<h1 align="center">Structured Linear Controlled Differential Equations: Maximally Expressive and Parallel-in-Time Sequence Models</h1>
<h2 align="center"><em>Don't be Dense, SLiCE the Cost!</em></h2>

Structured Linear Controlled Differential Equations (SLiCEs) are a new class of sequence models that combine the maximal expressivity of dense input-dependent state-transition matrices with the computational efficiency of structured alternatives. The SLiCE framework generalises and extends architectures such as DeltaNet (which uses a diagonal-plus-low-rank structure) and input-dependent block-diagonal linear RNNs, alongside introducing two novel variants based on sparsity and the Walsh–Hadamard transform. Unlike S4 and Mamba, which rely on diagonal state-transition matrices, SLiCEs with block-diagonal, sparse, or Walsh–Hadamard structures match the maximal expressivity of dense matrices while being significantly cheaper to compute.

**Highlights:**
- ✅ Maximal expressivity without the cost of dense matrices  
- ⚡ Parallel-in-time computation via associative scans  
- 📉 20× faster per-step training compared to non-linear NCDEs on real-world time-series tasks  
- 🧠 Best-in-class state-tracking performance among parallel models on regular language tasks  

## Contents

- [Structured Linear Controlled Differential Equations](#structured-linear-controlled-differential-equations)
  - [Linear NCDEs](#linear-ncdes)
  - [LNCDE Variants](#lncde-variants)
- [Using this Repository](#using-this-repository)
- [Environment](#environment)
  - [SLiCEs](#slices)
  - [Flash-linear-attention](#flash-linear-attention)
  - [Mamba](#mamba)
  - [xLSTM](#xlstm)



## Structured Linear Controlled Differential Equations 

### Linear NCDEs

A linear neural controlled differential equation (LNCDE) takes the form

$$
h_t = h_0 + \int_0^t \sum_{i=1}^{d_{\omega}} A^i_{\theta} h_s \mathrm{d}\omega^{X, i}_s,
$$

where:
- $A^i_{\theta} \in \mathbb{R}^{d_h \times d_h}$ are the state-transition matrices for each channel of $\omega$,
- $X$ is a continuous interpolation of the observed input time series,
- $\omega^{X, i}$ is the $i$-th channel of a path derived from $X$.

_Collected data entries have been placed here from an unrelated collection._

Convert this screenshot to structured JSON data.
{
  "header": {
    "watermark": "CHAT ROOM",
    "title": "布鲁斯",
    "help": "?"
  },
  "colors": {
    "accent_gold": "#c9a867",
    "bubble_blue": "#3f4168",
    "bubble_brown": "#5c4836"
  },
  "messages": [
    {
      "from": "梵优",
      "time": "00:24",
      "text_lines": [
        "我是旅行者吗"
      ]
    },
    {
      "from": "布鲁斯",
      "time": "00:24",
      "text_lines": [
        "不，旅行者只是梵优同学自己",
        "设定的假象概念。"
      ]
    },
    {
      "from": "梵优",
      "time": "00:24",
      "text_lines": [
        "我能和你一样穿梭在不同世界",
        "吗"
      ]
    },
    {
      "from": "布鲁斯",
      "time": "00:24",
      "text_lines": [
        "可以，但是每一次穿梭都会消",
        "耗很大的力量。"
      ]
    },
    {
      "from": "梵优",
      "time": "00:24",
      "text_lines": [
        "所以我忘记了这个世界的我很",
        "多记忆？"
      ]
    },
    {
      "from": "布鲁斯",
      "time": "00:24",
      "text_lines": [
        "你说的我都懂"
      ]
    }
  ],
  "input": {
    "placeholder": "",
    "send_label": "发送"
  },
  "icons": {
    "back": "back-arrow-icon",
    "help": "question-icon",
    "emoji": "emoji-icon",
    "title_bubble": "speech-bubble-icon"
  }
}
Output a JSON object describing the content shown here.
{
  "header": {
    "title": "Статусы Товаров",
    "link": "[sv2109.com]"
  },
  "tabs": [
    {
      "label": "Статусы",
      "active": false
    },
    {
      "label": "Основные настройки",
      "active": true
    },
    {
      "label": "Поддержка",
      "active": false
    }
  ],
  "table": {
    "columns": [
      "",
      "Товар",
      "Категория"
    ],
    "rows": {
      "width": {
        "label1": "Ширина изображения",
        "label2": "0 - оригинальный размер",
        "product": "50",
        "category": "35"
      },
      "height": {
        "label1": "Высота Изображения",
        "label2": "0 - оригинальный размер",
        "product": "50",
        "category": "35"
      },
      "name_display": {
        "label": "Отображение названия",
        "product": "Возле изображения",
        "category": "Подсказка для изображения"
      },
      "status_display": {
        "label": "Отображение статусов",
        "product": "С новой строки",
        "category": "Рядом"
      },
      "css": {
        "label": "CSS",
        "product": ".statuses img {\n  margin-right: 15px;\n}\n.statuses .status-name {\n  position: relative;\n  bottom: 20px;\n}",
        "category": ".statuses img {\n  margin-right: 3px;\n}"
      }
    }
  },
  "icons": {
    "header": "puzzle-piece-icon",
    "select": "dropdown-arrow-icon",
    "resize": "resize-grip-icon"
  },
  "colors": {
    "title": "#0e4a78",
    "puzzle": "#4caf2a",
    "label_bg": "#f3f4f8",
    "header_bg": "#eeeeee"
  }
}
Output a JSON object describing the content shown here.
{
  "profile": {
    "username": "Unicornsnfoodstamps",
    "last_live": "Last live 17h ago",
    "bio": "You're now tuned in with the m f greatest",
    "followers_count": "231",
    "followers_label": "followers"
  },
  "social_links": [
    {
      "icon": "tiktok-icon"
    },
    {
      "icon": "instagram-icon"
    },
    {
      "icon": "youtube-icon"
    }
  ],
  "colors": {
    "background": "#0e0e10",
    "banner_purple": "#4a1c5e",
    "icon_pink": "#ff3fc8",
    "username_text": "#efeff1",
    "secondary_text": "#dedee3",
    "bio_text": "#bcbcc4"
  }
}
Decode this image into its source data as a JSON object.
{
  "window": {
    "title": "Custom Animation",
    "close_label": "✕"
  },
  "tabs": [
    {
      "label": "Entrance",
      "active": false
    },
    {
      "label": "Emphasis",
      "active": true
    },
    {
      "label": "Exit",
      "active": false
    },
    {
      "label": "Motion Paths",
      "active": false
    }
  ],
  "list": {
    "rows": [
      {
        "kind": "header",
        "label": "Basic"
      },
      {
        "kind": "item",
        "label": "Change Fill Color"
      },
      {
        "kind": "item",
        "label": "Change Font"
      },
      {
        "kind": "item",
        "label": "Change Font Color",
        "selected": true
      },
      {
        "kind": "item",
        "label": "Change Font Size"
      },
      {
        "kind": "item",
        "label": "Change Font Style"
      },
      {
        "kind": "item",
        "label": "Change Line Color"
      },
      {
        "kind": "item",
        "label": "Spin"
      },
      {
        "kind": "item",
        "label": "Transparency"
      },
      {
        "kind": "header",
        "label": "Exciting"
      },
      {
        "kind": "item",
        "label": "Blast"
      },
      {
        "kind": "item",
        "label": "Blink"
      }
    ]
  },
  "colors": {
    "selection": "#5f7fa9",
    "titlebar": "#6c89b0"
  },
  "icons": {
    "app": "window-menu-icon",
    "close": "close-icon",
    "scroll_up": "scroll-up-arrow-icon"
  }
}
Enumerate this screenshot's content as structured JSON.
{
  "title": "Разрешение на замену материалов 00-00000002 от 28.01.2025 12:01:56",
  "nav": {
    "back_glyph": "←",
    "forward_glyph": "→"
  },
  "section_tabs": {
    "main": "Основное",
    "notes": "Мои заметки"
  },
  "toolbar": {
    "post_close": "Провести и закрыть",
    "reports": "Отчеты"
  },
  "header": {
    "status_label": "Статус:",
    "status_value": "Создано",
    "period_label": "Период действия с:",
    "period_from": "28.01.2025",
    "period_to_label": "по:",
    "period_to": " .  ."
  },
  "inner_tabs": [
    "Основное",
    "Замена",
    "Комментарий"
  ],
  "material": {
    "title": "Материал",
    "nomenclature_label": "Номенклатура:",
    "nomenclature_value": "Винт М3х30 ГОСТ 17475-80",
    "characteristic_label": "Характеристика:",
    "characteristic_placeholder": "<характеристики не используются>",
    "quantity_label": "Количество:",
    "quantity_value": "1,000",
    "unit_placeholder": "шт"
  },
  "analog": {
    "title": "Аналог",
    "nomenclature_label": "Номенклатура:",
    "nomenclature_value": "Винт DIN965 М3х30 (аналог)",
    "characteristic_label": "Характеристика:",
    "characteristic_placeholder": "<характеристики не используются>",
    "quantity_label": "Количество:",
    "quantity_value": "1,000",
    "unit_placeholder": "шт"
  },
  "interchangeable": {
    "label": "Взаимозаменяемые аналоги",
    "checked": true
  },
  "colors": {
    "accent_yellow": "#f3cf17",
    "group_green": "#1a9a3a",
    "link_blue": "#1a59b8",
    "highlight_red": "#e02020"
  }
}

Common choices for $\omega_t$ include:
- $(t, X_t)$, the time-augmented input, 
- or the integrated path $\int_0^t (s, X_s) \mathrm{d}s$.

When the $A^i_{\theta}$ are dense, LNCDEs are maximally expressive. However, their computational cost and number of parameters grow as $\mathcal{O}(d_h^3)$. SLiCEs preserve the maximal expressivity, whilst significantly reducing this cost.

### LNCDE Variants


Below is a comparison of dense LNCDEs (DE-LNCDEs), diagonal LNCDEs (D-LNCDEs), diagonal-plus-low-rank LNCDEs (DPLR-LNCDEs), sparse LNCDEs (S-LNCDES), Walsh--Hadamard LNCDEs (WH-LNCDEs), and block-diagonal LNCDEs (BD-LNCDEs) on parameter count, computational cost, and whether they are maximally expressive (Max. Exp.). Here, $d_{h}$ is the hidden dimension, $n$ is the sequence length, $b_j$ are BD-LNCDE's block-sizes, $r$ is DPLR-LNCDE's rank, $\epsilon$ is S-LNCDE's sparsity, and for simplicity we have taken $d_{\omega}=d_h$. Parallel cost is measured as $\mathcal{O}($ scan depth $,$ cost per composition $)$ when applying a parallel associative scan.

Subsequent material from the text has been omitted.